The shame of the Andersen collapse was that tens of thousands of innocent and good people were hurt, and the firm might have been rescued by a new, motivated and exacting management team.


But Arthur Andersen is not dead! For years, the Andersen Consulting partners, who reaped huge profits for the firm, screamed at the audit and tax partners, “We buy you guys a new Mercedes every year!”

To the surprise of the profession, the Andersen Consulting partners broke away, and with bright individuals at the helm commenced operations as an independent successful firm.

In 2001, Andersen Consulting changed its name to Accenture Ltd., filed a registration statement with the SEC, went public on the New York Stock Exchange and opened at $15 a share. Since then, Accenture has had one profitable year after another. At the time of this writing, its stock had hit $39 a share.

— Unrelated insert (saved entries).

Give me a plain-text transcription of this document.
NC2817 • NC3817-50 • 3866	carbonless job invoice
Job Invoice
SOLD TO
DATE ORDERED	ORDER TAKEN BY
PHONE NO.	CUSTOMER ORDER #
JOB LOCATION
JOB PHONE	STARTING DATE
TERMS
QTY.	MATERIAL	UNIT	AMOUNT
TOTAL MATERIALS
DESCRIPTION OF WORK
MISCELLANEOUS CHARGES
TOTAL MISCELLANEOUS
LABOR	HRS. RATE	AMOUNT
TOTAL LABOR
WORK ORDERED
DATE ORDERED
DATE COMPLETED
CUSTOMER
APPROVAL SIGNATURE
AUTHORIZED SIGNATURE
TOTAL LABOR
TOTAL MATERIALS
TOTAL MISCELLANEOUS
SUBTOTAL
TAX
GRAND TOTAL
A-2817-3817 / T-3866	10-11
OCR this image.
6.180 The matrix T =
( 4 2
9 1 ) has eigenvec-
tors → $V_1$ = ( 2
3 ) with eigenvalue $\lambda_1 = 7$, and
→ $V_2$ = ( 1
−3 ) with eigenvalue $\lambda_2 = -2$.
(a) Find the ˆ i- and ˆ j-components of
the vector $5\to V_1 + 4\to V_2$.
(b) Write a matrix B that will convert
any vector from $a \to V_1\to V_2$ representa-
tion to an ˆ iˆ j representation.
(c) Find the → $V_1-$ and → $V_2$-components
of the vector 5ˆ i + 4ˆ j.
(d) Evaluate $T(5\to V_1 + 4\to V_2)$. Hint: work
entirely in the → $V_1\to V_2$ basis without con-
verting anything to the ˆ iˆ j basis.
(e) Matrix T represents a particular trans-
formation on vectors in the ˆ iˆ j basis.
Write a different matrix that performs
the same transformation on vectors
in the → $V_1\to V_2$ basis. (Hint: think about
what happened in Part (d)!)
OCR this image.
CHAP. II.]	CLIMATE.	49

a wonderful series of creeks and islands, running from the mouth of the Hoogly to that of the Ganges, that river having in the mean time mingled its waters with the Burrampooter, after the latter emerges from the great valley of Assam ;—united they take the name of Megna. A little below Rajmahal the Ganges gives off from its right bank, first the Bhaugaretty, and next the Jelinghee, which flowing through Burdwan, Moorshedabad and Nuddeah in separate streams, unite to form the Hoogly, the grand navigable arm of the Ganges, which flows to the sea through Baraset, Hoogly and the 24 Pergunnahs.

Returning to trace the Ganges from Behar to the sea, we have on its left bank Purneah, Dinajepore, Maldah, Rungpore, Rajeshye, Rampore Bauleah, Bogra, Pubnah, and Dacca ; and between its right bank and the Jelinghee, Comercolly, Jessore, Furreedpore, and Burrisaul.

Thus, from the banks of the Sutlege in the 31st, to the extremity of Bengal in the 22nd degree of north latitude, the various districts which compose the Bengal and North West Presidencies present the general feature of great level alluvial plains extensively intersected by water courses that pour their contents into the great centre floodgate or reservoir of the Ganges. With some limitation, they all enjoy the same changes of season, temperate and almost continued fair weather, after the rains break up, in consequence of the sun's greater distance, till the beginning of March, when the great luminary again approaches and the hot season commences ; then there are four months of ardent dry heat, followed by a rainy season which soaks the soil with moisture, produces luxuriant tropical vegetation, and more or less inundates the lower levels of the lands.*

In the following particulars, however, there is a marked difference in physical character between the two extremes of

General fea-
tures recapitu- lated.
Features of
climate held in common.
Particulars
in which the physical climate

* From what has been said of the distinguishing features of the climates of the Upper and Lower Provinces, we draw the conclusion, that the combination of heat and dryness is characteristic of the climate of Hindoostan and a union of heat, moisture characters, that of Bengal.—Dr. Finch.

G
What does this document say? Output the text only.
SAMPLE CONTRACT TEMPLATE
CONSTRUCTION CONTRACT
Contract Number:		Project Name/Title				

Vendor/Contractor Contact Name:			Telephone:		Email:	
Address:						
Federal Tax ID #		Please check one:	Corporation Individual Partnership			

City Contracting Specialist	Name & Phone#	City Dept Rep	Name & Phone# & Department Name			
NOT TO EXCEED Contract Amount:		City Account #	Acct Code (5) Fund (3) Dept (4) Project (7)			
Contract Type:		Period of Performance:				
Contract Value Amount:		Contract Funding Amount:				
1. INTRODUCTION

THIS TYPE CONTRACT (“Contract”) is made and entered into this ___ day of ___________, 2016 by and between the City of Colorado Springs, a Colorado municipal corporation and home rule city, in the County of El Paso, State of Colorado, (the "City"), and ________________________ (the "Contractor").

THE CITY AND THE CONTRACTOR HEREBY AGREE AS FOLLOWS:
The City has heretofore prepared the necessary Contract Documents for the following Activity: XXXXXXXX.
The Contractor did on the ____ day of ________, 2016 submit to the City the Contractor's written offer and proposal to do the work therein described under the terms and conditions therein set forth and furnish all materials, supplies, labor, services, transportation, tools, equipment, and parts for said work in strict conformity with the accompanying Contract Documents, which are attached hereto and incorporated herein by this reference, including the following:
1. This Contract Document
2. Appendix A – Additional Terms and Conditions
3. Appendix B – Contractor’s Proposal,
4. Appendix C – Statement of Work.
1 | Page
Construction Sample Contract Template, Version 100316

At about the same time, KPMG decided to spin off its consulting group. It formed BearingPoint Inc., registered with the SEC and opened on the NYSE at $15 per share. From there it quickly rose to $24. However, at the time of this writing, the stock has plummeted to $2. (When BearingPoint was organized, this writer wrote, “Never organize a public company starting with ‘bear.’” Are you listening, Bear Stearns?)

With the drive of capable chief executives, other firms have expanded geometrically, including Eisner, J.H. Cohn, Goodman & Co., Anchin, Block & Anchin, Moss Adams and others. Of special interest is the growth of the international associations composed of thousands of firms around the globe, such as CPA Associates International, Baker Tilly International and Nexium International.


With the possible exception of the Securities Act of 1933 and the Securities Exchange Act of 1934, no federal legislation has had more affect on corporate conduct and the accounting profession itself than a bill introduced by Sen. Paul Sarbanes, D-Md., and Rep. Michael Oxley, R-Ohio, and signed into law on July 30, 2002. The act established enhanced standards for all U.S. public companies, their boards of directors and corporate management, as well as independent accountants. The legislation established the Public Company Accounting Oversight Board, a body charged with overseeing, regulating, inspecting and disciplining accounting firms in their roles as auditors of public companies.

Dr. Douglas R. Carmichael, CPA, was designated chief auditor of the PCAOB, and assembled teams of inspectors who reviewed the annual reports of various public companies to the chagrin of and apologies by accounting firms for breach of generally accepted auditing standards. The Sarbanes-Oxley Act is the subject of never-ending concern on the part of those for whom the legislation was intended.

Like Beethoven’s Ninth, I conclude this tome with “Ode to Joy.” It has been a fabulous ride with many highs, a few lows, many memories and great friendships.

This is my inaugural State of the Profession address. See you next year!

Eli Mason, CPA, is a past president of the New York State Society of CPAs, a past chairman of the New York State Board for Public Accountancy, and a past vice president of the American Institute of CPAs.